Gebelik ve Sigara

Doğum öncesinde anne karnında pasif sigara dumanına maruz kalma aktif içicilik gibi bebeğin sağlığını olumsuz etkilemektedir. Kendisi sigara içmeyen ve günde 7 saat ya da daha fazla pasif sigara dumanına maruz kalan gebelerde düşük doğum ağırlıklı bebek dünyaya getirme riski 2 kat fazladır.
Gebelikte annenin sigara içimi veya gebelerin yanında içilen sigara, anneden kan yoluyla, doğumdan sonra da süt ile bebeğe geçmektedir. Çalışmalarda sigaranın anne karnında solunum sisteminin yapısal oluşumunu ve işlevlerini kötü yönde etkilediği gösterilmiştir.

Sigaradaki nikotin kuvvetli damar büzücü özelliğinden dolayı anne rahmine temiz kan taşıyan kan damarlarında ve göbek kordonundaki bebeğe besin ve oksijen taşıyan damarlarda büzülmeye yol açar ve bebeğin gelişimi için gereken besin ve oksijen yeterli miktarda fetusa ulaşamaz. Kanla bebeğe geçen karbon monoksit fetal kan dolaşımında annede bulunandan %15 daha fazla bulunur kanda oksijenin yerine bağlanır, gelişmekte olan fetusun dokularına oksijen gitmesini azaltır. Bunun sonucunda bebek yeterli gelişemez, küçük kalır, doğum ağırlığı düşük ve boyu daha kısa olur. Anne düşük ya da erken doğum yapabilir. Sigara kullanan annelerin bebekleri genellikle 200-250 gram daha hafif ve 1 cm daha kısa doğar. Erken doğumların %14’ünden, tüm bebek ölümlerinin %10’undan gebelikte sigara içimi sorumludur.

Nikotin ve metabolitleri anne sütüne de geçer. Nikotinin anne hormonal sistemine veya direkt olarak göğüsleri besleyen kan akımlarına olan etkisi sonucu süt miktarı azalır ve genellikle sigara içen annelerin daha az sütü olur.

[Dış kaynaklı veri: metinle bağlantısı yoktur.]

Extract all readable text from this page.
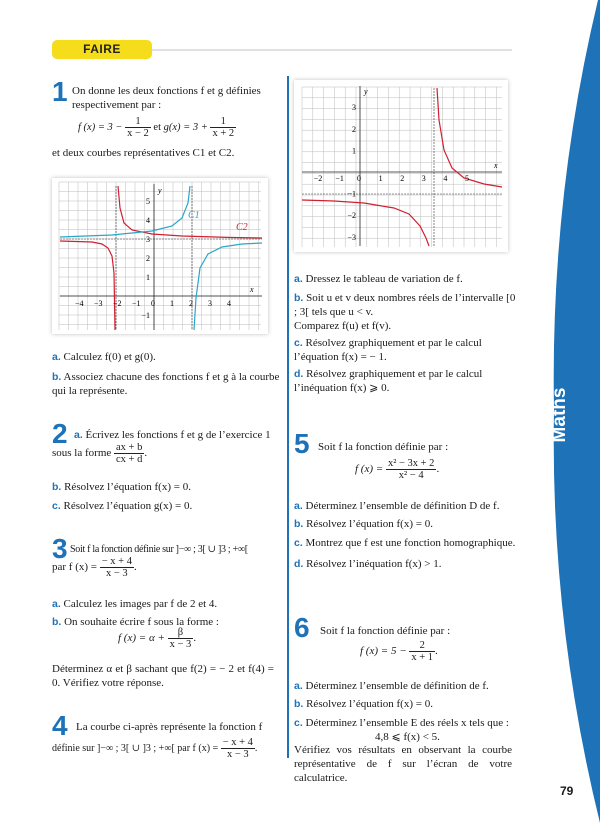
FAIRE
Maths
1 On donne les deux fonctions f et g définies respectivement par :
f $(x) = 3 - \frac{1}{x - 2}$ et $g(x) = 3 + \frac{1}{x + 2}$
et deux courbes représentatives C1 et C2.
y
x
C1
C2
−4 −3 −2 −1 0 1 2 3 4
5
4
3
2
1
−1
a. Calculez f(0) et g(0).
b. Associez chacune des fonctions f et g à la courbe qui la représente.
2 a. Écrivez les fonctions f et g de l’exercice 1
sous la forme $\frac{ax + b}{cx + d}$ .
b. Résolvez l’équation f(x) = 0.
c. Résolvez l’équation g(x) = 0.
3 Soit f la fonction définie sur ]−∞ ; 3[ ∪ ]3 ; +∞[
par f $(x) = \frac{- x + 4}{x - 3}$ .
a. Calculez les images par f de 2 et 4.
b. On souhaite écrire f sous la forme :
f $(x) = \alpha + \frac{\beta}{x - 3}$ .
Déterminez α et β sachant que f(2) = − 2 et f(4) = 0. Vérifiez votre réponse.
4 La courbe ci-après représente la fonction f
définie sur ]−∞ ; 3[ ∪ ]3 ; +∞[ par f $(x) = \frac{- x + 4}{x - 3}$ .
y
x
−2 −1 0 1 2 3 4 5
3
2
1
−1
−2
−3
a. Dressez le tableau de variation de f.
b. Soit u et v deux nombres réels de l’intervalle [0 ; 3[ tels que u < v.
Comparez f(u) et f(v).
c. Résolvez graphiquement et par le calcul l’équation f(x) = − 1.
d. Résolvez graphiquement et par le calcul l’inéquation f(x) ⩾ 0.
5 Soit f la fonction définie par :
f $(x) = \frac{\text{x² − 3x + 2}}{\text{x² − 4}}$ .
a. Déterminez l’ensemble de définition D de f.
b. Résolvez l’équation f(x) = 0.
c. Montrez que f est une fonction homographique.
d. Résolvez l’inéquation f(x) > 1.
6 Soit f la fonction définie par :
f $(x) = 5 - \frac{2}{x + 1}$ .
a. Déterminez l’ensemble de définition de f.
b. Résolvez l’équation f(x) = 0.
c. Déterminez l’ensemble E des réels x tels que :
4,8 ⩽ f(x) < 5.
Vérifiez vos résultats en observant la courbe représentative de f sur l’écran de votre calculatrice.
79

Annenin aktif olarak sigara içmesi veya pasif sigara maruziyeti sonunda kromozomlar zarar görmekte ve yenidoğanda bir takım doğumsal anomaliler oluşabilmektedir. Sigara içme, yarık damak-dudak ve kalp kapak hastalığı gibi bazı doğumsal anomalilerin artmasına neden olmaktadır.